AMA staff was to have reported back to the House of Delegates on the first four directives in June at our 2020 Annual meeting. With only a Special Meeting being held, the report was set to be presented at the November 2020 Special Meeting of the House of Delegates but due to another Special Meeting, is now slated for consideration at the 2021 Annual Meeting. The fifth directive, relating to malpractice was resolved on March 3, 2020. On this day, the federal bankruptcy judge handling the Hahnemann case approved a settlement with Hahnemann’s owners to pay for long-tail coverage for all displaced physicians, residents, and fellows.

On July 9, 2020 the AMA wrote a comment letter to CMS concerning Fiscal Year (FY) 2021 Medicare Hospital Inpatient Prospective Payment System (IPPS) and Long-Term Acute Care Hospital (LTCH) Proposed Rule (CMS-1735-P).

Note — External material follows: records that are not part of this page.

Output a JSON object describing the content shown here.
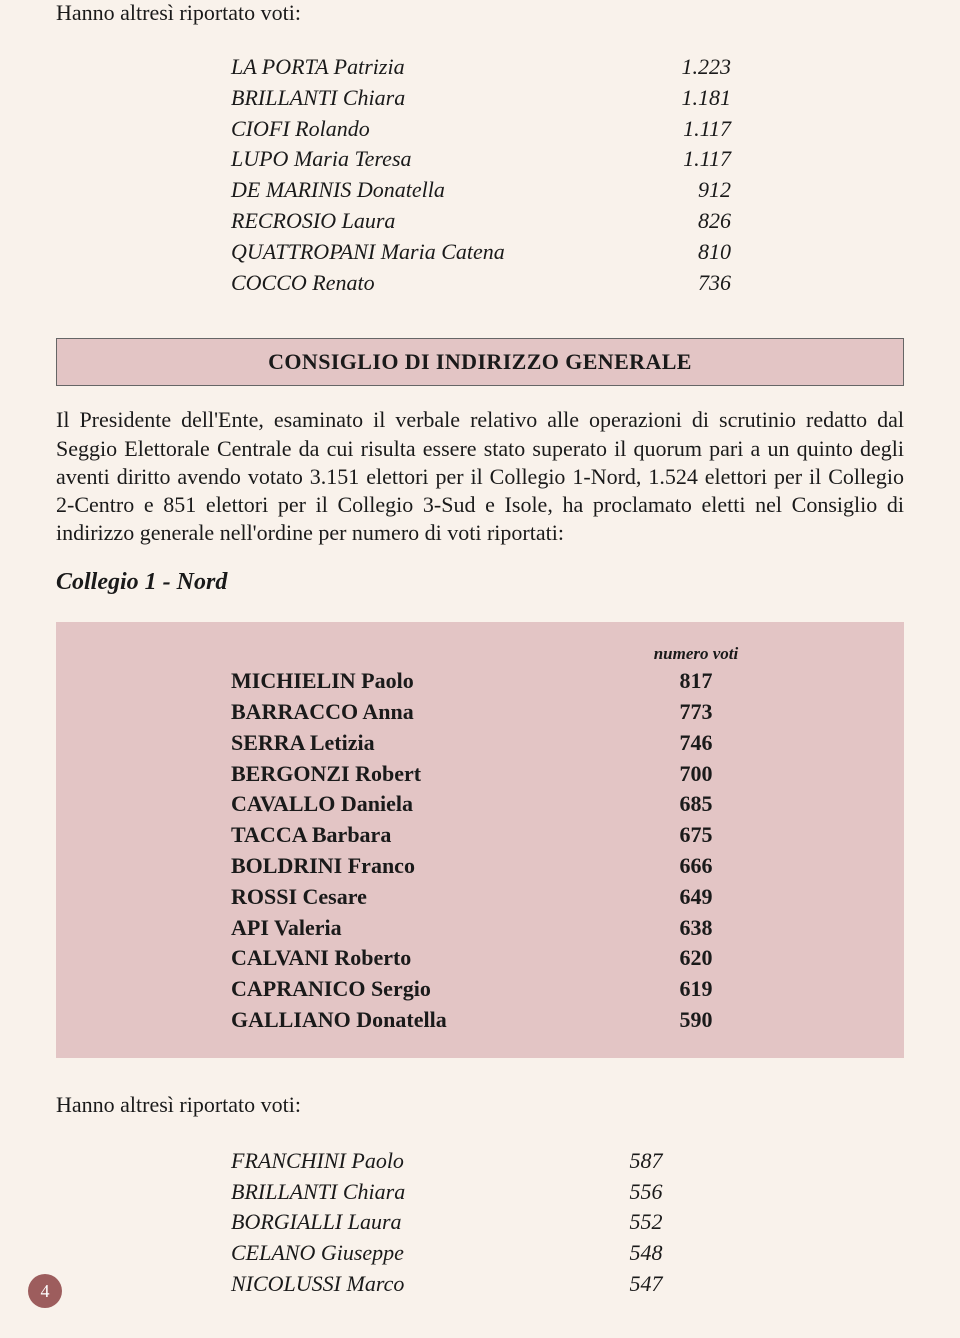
{
  "intro_text": "Hanno altresì riportato voti:",
  "top_list": [
    {
      "name": "LA PORTA Patrizia",
      "value": "1.223"
    },
    {
      "name": "BRILLANTI  Chiara",
      "value": "1.181"
    },
    {
      "name": "CIOFI Rolando",
      "value": "1.117"
    },
    {
      "name": "LUPO Maria Teresa",
      "value": "1.117"
    },
    {
      "name": "DE MARINIS Donatella",
      "value": "912"
    },
    {
      "name": "RECROSIO Laura",
      "value": "826"
    },
    {
      "name": "QUATTROPANI Maria Catena",
      "value": "810"
    },
    {
      "name": "COCCO Renato",
      "value": "736"
    }
  ],
  "header_bar": "CONSIGLIO DI INDIRIZZO GENERALE",
  "body_paragraph": "Il Presidente dell'Ente, esaminato il verbale relativo alle operazioni di scrutinio redatto dal Seggio Elettorale Centrale da cui risulta essere stato superato il quorum pari a un quinto degli aventi diritto avendo votato 3.151 elettori per il Collegio 1-Nord, 1.524 elettori per il Collegio 2-Centro e 851 elettori per il Collegio 3-Sud e Isole, ha proclamato eletti nel Consiglio di indirizzo generale nell'ordine per numero di voti riportati:",
  "section_title": "Collegio 1 - Nord",
  "result_header": "numero voti",
  "results": [
    {
      "name": "MICHIELIN Paolo",
      "value": "817"
    },
    {
      "name": "BARRACCO Anna",
      "value": "773"
    },
    {
      "name": "SERRA Letizia",
      "value": "746"
    },
    {
      "name": "BERGONZI Robert",
      "value": "700"
    },
    {
      "name": "CAVALLO Daniela",
      "value": "685"
    },
    {
      "name": "TACCA Barbara",
      "value": "675"
    },
    {
      "name": "BOLDRINI Franco",
      "value": "666"
    },
    {
      "name": "ROSSI Cesare",
      "value": "649"
    },
    {
      "name": "API Valeria",
      "value": "638"
    },
    {
      "name": "CALVANI Roberto",
      "value": "620"
    },
    {
      "name": "CAPRANICO Sergio",
      "value": "619"
    },
    {
      "name": "GALLIANO Donatella",
      "value": "590"
    }
  ],
  "also_text": "Hanno altresì riportato voti:",
  "bottom_list": [
    {
      "name": "FRANCHINI Paolo",
      "value": "587"
    },
    {
      "name": "BRILLANTI Chiara",
      "value": "556"
    },
    {
      "name": "BORGIALLI Laura",
      "value": "552"
    },
    {
      "name": "CELANO Giuseppe",
      "value": "548"
    },
    {
      "name": "NICOLUSSI Marco",
      "value": "547"
    }
  ],
  "page_number": "4",
  "colors": {
    "page_bg": "#f9f2eb",
    "box_bg": "#e3c5c5",
    "page_badge": "#9d5d5d",
    "text": "#1a1a1a"
  }
}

The AMA appreciates that this new proposed rule provides a new definition for a displaced resident that gives residents greater flexibility to transfer to new hospitals during the winding down phases of their current placements. Overall, the AMA supports the new definition of displaced resident and believes that this will help to ensure that all residents are included and supported during future hospital and program closures. Additionally, the AMA asked that CMS make temporary cap increases effective retroactively to 2015 in the final rule. Moreover, the AMA urged CMS to work with the Accreditation Council for Graduate Medical Education to establish regulations that protect residents and fellows impacted by sudden program or hospital closure.